HDFS Snapshots

Documentation for Apache Hadoop 2.7.1 on HDFS Snapshots can be found here.

HDFS Snapshots are read-only point-in-time copies of the file system. They can be taken on any level of the file system.

Cases where snapshots can be useful:

  • Backup
  • Disaster recovery

Blocks and DataNodes are not copied. Block list and file size are recorded.

The snapshot data is computed by subtracting the modifications from the current data. The modifications are recorded in chronological order, so that the current data can be accessed directly.

In order to take snapshots, the directory has to be set as snapshottable. If there are snapshots in a snapshottable directory, the directory cannot be deleted nor renamed.

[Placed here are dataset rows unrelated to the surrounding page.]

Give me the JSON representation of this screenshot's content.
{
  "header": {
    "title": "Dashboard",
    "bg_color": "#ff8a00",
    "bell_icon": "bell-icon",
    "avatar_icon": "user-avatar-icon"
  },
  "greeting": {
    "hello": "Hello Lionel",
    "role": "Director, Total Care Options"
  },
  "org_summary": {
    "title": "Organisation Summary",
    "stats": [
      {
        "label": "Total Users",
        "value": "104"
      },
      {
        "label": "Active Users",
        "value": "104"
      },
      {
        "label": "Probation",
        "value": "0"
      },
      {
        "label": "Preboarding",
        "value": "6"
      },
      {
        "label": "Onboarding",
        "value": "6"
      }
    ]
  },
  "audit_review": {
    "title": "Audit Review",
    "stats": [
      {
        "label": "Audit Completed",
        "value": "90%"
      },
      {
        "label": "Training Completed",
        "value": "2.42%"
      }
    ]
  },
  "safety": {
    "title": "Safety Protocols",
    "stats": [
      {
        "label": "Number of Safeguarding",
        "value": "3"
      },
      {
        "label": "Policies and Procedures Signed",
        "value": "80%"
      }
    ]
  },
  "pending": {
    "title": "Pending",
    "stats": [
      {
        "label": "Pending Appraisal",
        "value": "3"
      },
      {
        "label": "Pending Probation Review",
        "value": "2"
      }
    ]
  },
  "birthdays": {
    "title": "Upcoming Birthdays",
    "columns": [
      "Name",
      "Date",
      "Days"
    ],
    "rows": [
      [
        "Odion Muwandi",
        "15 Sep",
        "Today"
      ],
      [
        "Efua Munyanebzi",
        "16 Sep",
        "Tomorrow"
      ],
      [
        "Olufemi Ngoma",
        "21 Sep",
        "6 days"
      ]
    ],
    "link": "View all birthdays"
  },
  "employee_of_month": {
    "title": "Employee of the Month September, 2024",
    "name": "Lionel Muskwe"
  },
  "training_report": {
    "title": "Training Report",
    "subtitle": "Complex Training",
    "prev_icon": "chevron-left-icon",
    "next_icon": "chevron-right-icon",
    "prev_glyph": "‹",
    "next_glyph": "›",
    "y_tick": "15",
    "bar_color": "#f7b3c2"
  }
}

Snapshot path is stored under the snapshottable directory.
Example: directory /user is a snapshottable directory, which means snapshots can be found in /user/.snapshot.

 

Snapshot commands

Superuser privileges are needed for these commands.

Allow snapshot

sudo -u hdfs hdfs dfsadmin -allowSnapshot /user

Dissallow snapshot

Snapshots must be deleted before this command can successfully execute.

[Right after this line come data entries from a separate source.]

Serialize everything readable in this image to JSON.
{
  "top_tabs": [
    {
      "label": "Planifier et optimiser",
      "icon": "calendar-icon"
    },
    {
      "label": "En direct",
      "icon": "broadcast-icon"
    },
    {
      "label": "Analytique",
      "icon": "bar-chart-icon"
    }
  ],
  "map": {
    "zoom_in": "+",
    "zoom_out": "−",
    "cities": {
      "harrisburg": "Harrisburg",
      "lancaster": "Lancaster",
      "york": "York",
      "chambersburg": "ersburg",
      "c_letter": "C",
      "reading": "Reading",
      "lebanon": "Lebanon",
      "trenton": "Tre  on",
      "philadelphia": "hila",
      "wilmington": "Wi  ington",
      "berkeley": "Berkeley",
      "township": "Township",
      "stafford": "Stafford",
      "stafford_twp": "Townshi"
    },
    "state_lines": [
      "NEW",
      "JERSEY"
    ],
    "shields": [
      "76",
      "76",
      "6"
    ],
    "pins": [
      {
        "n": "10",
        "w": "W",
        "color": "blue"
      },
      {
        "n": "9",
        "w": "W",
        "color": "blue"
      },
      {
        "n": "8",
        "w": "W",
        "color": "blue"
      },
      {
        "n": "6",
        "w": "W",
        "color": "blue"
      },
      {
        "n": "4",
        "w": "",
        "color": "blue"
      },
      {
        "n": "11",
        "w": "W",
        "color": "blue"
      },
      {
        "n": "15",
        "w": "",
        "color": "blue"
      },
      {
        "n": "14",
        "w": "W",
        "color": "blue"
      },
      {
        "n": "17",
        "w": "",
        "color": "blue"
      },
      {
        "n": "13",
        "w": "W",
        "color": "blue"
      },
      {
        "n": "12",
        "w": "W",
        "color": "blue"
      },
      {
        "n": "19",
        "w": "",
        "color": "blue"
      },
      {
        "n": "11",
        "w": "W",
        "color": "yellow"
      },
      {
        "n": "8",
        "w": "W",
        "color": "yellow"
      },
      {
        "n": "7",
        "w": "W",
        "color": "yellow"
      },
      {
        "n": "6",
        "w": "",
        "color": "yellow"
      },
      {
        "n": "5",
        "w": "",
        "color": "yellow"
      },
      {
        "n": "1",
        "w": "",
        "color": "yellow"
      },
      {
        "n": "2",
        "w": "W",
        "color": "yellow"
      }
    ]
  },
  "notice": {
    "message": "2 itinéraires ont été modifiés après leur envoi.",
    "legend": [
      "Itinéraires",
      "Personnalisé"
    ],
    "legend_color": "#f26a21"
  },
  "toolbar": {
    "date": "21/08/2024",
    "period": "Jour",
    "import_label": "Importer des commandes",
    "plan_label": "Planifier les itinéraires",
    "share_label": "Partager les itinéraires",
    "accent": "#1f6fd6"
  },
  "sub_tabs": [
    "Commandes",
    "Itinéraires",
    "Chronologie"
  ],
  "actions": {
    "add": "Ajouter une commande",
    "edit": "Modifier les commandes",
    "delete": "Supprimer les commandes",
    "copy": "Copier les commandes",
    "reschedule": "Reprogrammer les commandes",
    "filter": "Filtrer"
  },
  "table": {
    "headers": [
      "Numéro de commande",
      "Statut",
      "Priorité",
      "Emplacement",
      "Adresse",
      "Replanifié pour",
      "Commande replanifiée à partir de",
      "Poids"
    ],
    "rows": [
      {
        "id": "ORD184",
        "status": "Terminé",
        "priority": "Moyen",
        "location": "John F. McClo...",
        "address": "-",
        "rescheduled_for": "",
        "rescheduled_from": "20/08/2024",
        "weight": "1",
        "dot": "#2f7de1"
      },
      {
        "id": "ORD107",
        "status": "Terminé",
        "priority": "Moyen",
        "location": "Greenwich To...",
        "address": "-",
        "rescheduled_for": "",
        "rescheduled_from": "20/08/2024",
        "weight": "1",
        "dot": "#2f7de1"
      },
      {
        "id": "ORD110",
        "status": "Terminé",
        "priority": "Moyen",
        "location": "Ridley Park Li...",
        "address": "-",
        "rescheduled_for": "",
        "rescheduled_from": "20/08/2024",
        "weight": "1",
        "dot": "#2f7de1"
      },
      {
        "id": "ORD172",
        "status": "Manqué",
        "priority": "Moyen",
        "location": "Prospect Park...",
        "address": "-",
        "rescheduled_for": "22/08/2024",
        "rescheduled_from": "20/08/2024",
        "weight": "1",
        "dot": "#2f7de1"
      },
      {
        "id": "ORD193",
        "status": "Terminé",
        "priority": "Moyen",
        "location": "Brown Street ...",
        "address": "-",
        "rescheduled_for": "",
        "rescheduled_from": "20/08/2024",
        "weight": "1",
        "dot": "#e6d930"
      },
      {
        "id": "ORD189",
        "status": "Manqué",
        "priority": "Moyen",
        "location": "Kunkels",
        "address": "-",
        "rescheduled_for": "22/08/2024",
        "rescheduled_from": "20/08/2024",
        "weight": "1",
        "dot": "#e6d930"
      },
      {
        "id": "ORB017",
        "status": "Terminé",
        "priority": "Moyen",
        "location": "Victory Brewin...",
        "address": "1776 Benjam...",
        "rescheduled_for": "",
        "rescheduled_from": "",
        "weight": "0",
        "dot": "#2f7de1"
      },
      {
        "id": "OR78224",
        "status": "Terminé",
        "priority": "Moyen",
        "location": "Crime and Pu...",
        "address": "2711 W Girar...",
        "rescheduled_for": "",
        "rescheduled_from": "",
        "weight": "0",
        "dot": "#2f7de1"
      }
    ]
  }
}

sudo -u hdfs hdfs dfsadmin -disallowSnapshot /user

Create snapshot

sudo -u hdfs hdfs dfs -createSnapshot /user s0

Result:

Created snapshot /user/.snapshot/s0

Delete snapshot

sudo -u hdfs hdfs dfs -deleteSnapshot /user s0

Rename snapshot

Rename snapshot s0 to s1.

sudo -u hdfs hdfs dfs -renameSnapshot /user s0 s1

Get list of snapshottable directory

Return list of all directories where the user has snapshot permission.

hdfs lsSnapshottableDir

Get difference between two snapshots

Command:

hdfs snapshotDiff <path> <fromSnapshot> <toSnapshot>

path is the path of the snapshottable directory.
fromSnapshot is the name of the “from” snapshot.
toSnapshot is the name of the “to” snapshot.

Explaining output:

+             The file/directory has been created.
              The file/directory has been deleted.
M            The file/directory has been modified.
R             The file/directory has been renamed.

Example:

  1. Create snapshot s0
    sudo -u hdfs hdfs dfs -createSnapshot /user s0
  2. Create a file and put it in HDFS under /user directory
    echo aaa > a.txt
    hadoop fs -put a.txt /user
  3. Create snapshot s1
    sudo -u hdfs hdfs dfs -createSnapshot /user s1
  4. Return the difference between the snapshot
    sudo -u hdfs snapshotDiff /user s0 s1

    Output:

    Difference between snapshot s0 and snapshot s1 under directory /user:
    M       .
    +       ./a.txt
    

    Line 2: The directory /user has been modified
    Line 3: File a.txt has been added.